It is a commonplace that, in order to boost circulation, the (so-called?) news media tend to emphasize cloud-pleasing stories which – given human nature? – tend to the violent and seamy. It has been suggested that an appropriate response would be to balance this reporting with positive news as well. As German economist Max Roser put it (here I am quoting from an article ["The Big Question," by Joshua Rothman, July 23, 2018, p. 27] that quotes a book [Steven Pinker’s Enlightenment Now] that cites Roser), a truly evenhanded newspaper “could have run the headline NUMBER OF PEOPLE IN EXTREME POVERTY FELL BY 137,000 SINCE YESTERDAY every day for the last twenty-five years."
However, I think this does not really redress the imbalance because even the bad news is distorted … and not nearly bad enough!
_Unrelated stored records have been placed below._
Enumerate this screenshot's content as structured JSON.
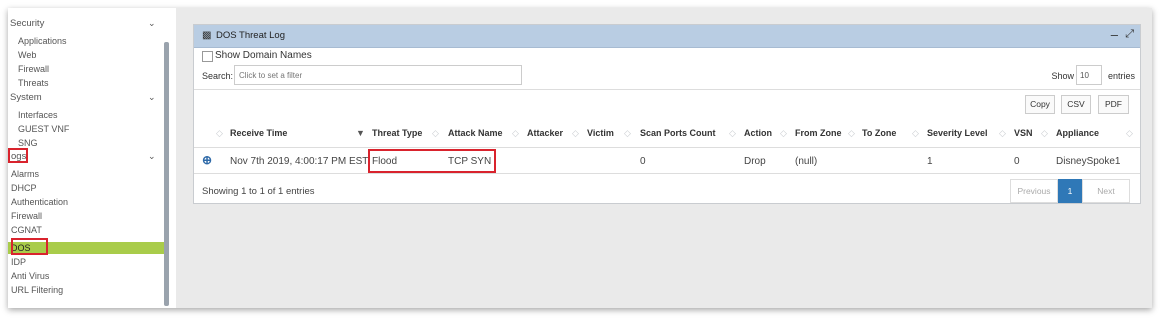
{
  "sidebar": {
    "security": "Security",
    "security_items": [
      "Applications",
      "Web",
      "Firewall",
      "Threats"
    ],
    "system": "System",
    "system_items": [
      "Interfaces",
      "GUEST VNF",
      "SNG"
    ],
    "logs": "Logs",
    "logs_visible": "ogs",
    "logs_items": [
      "Alarms",
      "DHCP",
      "Authentication",
      "Firewall",
      "CGNAT",
      "DOS",
      "IDP",
      "Anti Virus",
      "URL Filtering"
    ],
    "active_item": "DOS"
  },
  "panel": {
    "title": "DOS Threat Log",
    "title_icon": "bar-chart-icon",
    "show_domain_names": "Show Domain Names",
    "search_label": "Search:",
    "search_placeholder": "Click to set a filter",
    "show_label": "Show",
    "show_value": "10",
    "entries_label": "entries",
    "buttons": {
      "copy": "Copy",
      "csv": "CSV",
      "pdf": "PDF"
    }
  },
  "table": {
    "columns": [
      "Receive Time",
      "Threat Type",
      "Attack Name",
      "Attacker",
      "Victim",
      "Scan Ports Count",
      "Action",
      "From Zone",
      "To Zone",
      "Severity Level",
      "VSN",
      "Appliance"
    ],
    "rows": [
      {
        "receive_time": "Nov 7th 2019, 4:00:17 PM EST",
        "threat_type": "Flood",
        "attack_name": "TCP SYN",
        "attacker": "",
        "victim": "",
        "scan_ports_count": "0",
        "action": "Drop",
        "from_zone": "(null)",
        "to_zone": "",
        "severity_level": "1",
        "vsn": "0",
        "appliance": "DisneySpoke1"
      }
    ]
  },
  "footer": {
    "info": "Showing 1 to 1 of 1 entries",
    "previous": "Previous",
    "page": "1",
    "next": "Next"
  },
  "colors": {
    "panel_header": "#b9cde3",
    "active_sidebar": "#a9cc4a",
    "highlight_box": "#d9232d",
    "page_active": "#2f78b7"
  }
}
So let me make a modest journalistic proposal (although this could also serve as a personal philosophical or ethical exercise): Each day (perhaps one week later in retrospect to allow for facts to develop and for some reflection first) select what seems (to the editor or to you or to whomever) to be the worst and the best news story of that day.
The basic idea is that in the new global village there is guaranteed to be something really awful and something really wonderful we could learn about every single day. Actually of course many things ... and different assessments (including opposite ones) by different people. So there need not be a single version of this blog or column or whatever form it takes. Everybody (who is sufficiently informed) could do their own. And then may the best blog win (judged by the readership, critics, oneself, Republicans, Democrats, whomever ... so of course there would be many blogs having the title "best" as well), but there could also be several favorites for anyone.
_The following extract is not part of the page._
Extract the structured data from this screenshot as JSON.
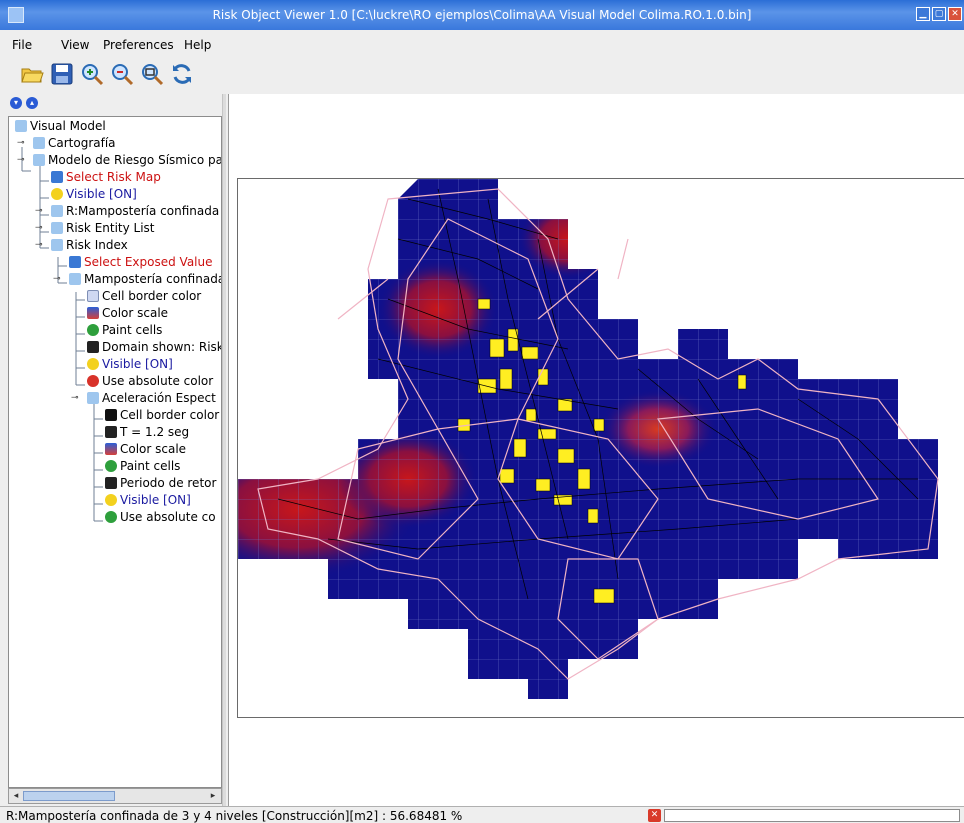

The point is twofold. On one hand, to make sure bad news, which is artificially emphasized by the media, is put into some balance with good. On other, to make sure the kind of bad and good news the media love is sidestepped in favor of more objectively chosen news items. (Of course even that "point" represents a subjective valuation of mine -- doubly so, in fact: as regards valuing objectivity, and as regards what counts as objective.)
It will also turn out that what is (the best or worst) news each day might not be new. Thus, somewhat mirroring Roser, I could see simply running the headline (that is, featuring as the worst news) BILLIONS OF INNOCENT SENTIENT BEINGS NEEDLESSLY CONFINED, TORTURED, AND SLAUGHTERED every day forever.
But this does bring us to a point of paradox, namely, that what is most newsworthy may violate the very essence of what its name implies, and surely a basic human requirement – novelty. It is really no news that what is not new is not news at all. Ergo …? Don’t look to the news to find out what’s going on!